6 thoughts on “Size Matters

  1. This is a fascinating post. I can’t wait to read what you share tomorrow about how you’re navigating change. My church is navigating change, also. We’re a program sized church, but we operated out of a pastoral model for many years. It has held the lid on growth – both leadership within the congregation and spiritual growth of those within the family of faith. We have new leadership now and that is changing. I look forward to what we can learn from you regarding navigating these changes.

    • Rhonda, the change your church is navigating is statistically the most difficult. It is difficult for folks to give up personal access to the pastor in order to free him/her to give energy to what is most necessary for the church’s growth, e.g., in the areas of leadership development and spiritual growth of its members. You are absolutely right that operating out of a pastoral model when the church has outgrown that model only inhibits the church, both numerically and spiritually.

      So glad that you have new leadership and that change is coming about. Just remember that change is scary to most people and so expect the inevitable resistance.
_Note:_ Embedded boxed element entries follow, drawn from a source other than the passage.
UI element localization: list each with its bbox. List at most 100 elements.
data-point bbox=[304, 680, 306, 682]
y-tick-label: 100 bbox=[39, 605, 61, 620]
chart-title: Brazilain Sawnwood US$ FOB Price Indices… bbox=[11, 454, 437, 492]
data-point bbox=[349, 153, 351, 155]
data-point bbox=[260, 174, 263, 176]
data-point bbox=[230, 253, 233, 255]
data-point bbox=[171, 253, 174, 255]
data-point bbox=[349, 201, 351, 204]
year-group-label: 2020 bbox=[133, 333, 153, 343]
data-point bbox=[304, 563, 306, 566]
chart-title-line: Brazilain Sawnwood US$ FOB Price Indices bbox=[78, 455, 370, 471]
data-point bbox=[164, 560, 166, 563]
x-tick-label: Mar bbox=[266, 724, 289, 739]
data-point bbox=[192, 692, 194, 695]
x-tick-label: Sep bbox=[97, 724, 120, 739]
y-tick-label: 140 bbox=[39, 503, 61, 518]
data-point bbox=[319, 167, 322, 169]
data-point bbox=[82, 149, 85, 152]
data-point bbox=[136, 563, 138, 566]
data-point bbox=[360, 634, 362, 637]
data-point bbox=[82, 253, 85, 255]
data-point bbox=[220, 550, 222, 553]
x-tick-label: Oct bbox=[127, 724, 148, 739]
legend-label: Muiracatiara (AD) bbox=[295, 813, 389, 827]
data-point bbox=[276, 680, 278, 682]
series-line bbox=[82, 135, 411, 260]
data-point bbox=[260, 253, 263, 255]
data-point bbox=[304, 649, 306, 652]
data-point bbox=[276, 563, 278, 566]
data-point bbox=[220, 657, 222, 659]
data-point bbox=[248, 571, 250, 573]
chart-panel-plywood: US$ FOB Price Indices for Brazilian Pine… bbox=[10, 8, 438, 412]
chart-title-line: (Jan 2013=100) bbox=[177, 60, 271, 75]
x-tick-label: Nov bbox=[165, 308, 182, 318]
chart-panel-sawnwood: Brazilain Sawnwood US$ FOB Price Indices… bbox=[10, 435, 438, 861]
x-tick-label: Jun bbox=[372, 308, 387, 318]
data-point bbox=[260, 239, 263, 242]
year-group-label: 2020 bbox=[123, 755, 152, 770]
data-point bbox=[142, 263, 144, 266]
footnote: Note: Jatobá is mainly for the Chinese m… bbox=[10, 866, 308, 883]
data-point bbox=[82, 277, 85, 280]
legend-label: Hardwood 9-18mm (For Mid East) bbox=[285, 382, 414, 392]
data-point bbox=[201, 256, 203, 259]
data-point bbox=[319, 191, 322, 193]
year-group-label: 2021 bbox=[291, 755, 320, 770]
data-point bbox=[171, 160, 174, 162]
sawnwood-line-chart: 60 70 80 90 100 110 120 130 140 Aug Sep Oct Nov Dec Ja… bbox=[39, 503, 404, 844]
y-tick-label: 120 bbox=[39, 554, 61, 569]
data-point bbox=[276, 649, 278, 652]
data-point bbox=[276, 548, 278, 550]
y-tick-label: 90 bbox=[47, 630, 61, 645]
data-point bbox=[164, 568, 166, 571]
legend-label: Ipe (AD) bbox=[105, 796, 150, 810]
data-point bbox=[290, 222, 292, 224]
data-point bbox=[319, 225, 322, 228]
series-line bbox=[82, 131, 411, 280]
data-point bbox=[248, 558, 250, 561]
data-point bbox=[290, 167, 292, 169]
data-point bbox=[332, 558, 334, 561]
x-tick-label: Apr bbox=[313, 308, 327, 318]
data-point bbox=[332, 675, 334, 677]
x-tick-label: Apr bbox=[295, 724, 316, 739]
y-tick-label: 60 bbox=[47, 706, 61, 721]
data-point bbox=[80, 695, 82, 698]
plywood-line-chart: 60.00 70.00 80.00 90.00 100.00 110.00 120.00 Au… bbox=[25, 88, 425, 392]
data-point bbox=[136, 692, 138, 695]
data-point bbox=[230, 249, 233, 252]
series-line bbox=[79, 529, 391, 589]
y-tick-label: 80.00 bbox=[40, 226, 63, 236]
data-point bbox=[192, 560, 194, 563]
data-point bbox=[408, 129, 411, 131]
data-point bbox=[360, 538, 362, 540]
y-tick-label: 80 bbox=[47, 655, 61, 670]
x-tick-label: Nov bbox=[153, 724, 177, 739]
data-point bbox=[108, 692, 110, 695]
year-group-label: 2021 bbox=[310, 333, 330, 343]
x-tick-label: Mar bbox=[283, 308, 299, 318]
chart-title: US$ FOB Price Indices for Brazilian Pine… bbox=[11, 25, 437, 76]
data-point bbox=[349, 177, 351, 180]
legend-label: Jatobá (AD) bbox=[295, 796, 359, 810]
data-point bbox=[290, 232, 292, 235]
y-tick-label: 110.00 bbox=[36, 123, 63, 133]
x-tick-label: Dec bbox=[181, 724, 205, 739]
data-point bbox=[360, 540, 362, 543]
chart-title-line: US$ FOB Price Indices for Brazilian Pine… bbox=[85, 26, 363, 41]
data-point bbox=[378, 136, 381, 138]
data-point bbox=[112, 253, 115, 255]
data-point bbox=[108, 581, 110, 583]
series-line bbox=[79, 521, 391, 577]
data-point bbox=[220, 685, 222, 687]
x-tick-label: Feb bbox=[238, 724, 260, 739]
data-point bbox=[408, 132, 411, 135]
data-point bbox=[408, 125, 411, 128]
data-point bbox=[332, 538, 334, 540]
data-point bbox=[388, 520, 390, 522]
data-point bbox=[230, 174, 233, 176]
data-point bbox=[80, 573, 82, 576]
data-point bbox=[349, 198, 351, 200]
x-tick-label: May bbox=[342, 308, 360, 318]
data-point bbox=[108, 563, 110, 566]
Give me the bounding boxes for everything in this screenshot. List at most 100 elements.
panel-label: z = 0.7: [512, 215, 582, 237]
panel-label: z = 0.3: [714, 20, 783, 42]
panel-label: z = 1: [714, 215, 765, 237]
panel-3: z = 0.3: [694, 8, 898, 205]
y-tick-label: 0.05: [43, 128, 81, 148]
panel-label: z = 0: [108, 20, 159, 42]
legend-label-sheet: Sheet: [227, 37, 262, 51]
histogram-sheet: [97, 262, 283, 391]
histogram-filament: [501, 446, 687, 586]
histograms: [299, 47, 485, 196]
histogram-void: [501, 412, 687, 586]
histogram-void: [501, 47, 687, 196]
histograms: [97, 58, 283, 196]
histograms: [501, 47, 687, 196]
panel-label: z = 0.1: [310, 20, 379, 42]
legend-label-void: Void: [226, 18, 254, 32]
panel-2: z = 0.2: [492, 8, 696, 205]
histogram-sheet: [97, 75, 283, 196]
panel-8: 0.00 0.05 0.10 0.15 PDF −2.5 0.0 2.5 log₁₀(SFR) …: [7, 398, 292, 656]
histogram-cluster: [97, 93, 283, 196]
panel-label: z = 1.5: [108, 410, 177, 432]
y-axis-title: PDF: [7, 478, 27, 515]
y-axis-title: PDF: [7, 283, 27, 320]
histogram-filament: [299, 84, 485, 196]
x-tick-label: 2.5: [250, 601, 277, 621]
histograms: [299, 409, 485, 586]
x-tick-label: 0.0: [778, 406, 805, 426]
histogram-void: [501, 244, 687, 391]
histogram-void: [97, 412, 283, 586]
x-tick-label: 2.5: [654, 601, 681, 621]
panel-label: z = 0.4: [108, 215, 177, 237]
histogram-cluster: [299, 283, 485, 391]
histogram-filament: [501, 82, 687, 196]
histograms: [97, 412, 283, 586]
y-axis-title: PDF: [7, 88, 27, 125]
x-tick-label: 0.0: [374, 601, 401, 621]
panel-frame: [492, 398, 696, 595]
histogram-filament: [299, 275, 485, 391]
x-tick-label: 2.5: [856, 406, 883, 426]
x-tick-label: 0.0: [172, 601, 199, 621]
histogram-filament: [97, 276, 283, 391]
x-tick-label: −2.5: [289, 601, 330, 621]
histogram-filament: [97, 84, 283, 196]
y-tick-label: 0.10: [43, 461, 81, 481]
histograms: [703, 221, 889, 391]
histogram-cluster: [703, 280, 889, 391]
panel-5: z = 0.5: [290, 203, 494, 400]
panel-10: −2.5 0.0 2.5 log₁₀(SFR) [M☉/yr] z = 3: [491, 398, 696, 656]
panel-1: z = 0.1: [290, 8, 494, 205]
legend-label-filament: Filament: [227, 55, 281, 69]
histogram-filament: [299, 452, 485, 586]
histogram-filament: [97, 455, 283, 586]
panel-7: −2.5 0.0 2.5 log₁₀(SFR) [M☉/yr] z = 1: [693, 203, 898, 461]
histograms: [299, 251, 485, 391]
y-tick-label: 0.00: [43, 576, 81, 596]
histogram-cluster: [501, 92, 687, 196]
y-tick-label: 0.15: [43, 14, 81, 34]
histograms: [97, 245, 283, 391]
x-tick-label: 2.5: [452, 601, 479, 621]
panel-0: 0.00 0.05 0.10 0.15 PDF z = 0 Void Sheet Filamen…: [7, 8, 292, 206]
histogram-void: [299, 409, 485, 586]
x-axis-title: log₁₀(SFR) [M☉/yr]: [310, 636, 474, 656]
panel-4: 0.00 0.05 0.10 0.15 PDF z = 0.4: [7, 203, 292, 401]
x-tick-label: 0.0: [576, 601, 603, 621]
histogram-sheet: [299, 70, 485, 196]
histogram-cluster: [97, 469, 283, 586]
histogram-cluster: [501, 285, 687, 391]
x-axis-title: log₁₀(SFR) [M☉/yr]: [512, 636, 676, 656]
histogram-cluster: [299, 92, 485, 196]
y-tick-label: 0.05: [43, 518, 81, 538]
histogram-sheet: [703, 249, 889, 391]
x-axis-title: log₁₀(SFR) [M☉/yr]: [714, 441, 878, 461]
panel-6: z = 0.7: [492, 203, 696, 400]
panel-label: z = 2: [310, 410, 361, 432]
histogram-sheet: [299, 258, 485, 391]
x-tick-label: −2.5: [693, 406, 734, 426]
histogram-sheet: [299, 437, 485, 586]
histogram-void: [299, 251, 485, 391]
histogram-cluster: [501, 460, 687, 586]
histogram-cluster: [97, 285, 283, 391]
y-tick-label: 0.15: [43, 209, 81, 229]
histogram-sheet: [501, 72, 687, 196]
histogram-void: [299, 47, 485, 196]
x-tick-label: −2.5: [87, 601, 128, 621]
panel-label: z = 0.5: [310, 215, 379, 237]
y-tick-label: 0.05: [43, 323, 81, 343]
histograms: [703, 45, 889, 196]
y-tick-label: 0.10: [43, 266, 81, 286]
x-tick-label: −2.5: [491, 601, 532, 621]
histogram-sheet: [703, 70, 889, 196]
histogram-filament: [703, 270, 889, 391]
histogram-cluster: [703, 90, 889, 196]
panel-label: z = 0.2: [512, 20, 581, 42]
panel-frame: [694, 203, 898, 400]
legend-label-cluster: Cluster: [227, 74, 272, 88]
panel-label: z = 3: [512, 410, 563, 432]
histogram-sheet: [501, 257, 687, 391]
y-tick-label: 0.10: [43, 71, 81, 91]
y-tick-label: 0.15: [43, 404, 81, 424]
Learning to handle it graciously but firmly is the real challenge for leadership!

      • Just read this from Seth Godin’s blog today, Rhonda, and I think it speaks to the resistance encountered when trying to move to the next level: “The future is messy…and the past is neat. It’s always like that. That’s because the people who chronicle the past are busy connecting the dots, editing what we remember and presenting a neat, coherent arc.”

  2. The danger of a large church trying to keep that pastoral mindset is the Rockstar Pastor. Everyone knows him, loves him, would jump off a cliff for him, but they don’t really interact with him, so their understanding of his sinful humanity is lost–he becomes mythic (and often he believes the myth). Each size of church has its pros and cons, but I really enjoy my time right now in a pastoral church where we can know the pastor’s real character, know each other’s real characters, and grow because of those things. I see how knowing the limits of each kind of church helps congregations and leaders make and get the most out of whatever church they attend. Looking forward to the next post in this series!!

    • Great observation, Jill! The bad news is when the “Rockstar Pastor” who’s been believing his own myth stumbles and falls. Churches suffer grievous harm from those types of scenarios, and they are all too common. One of the benefits of a true equipping culture in the large church is that the leadership team has the ability to hold the senior pastor accountable and, should a fall occur, that team is equipped to lead the congregation through the transition minimizing the damage.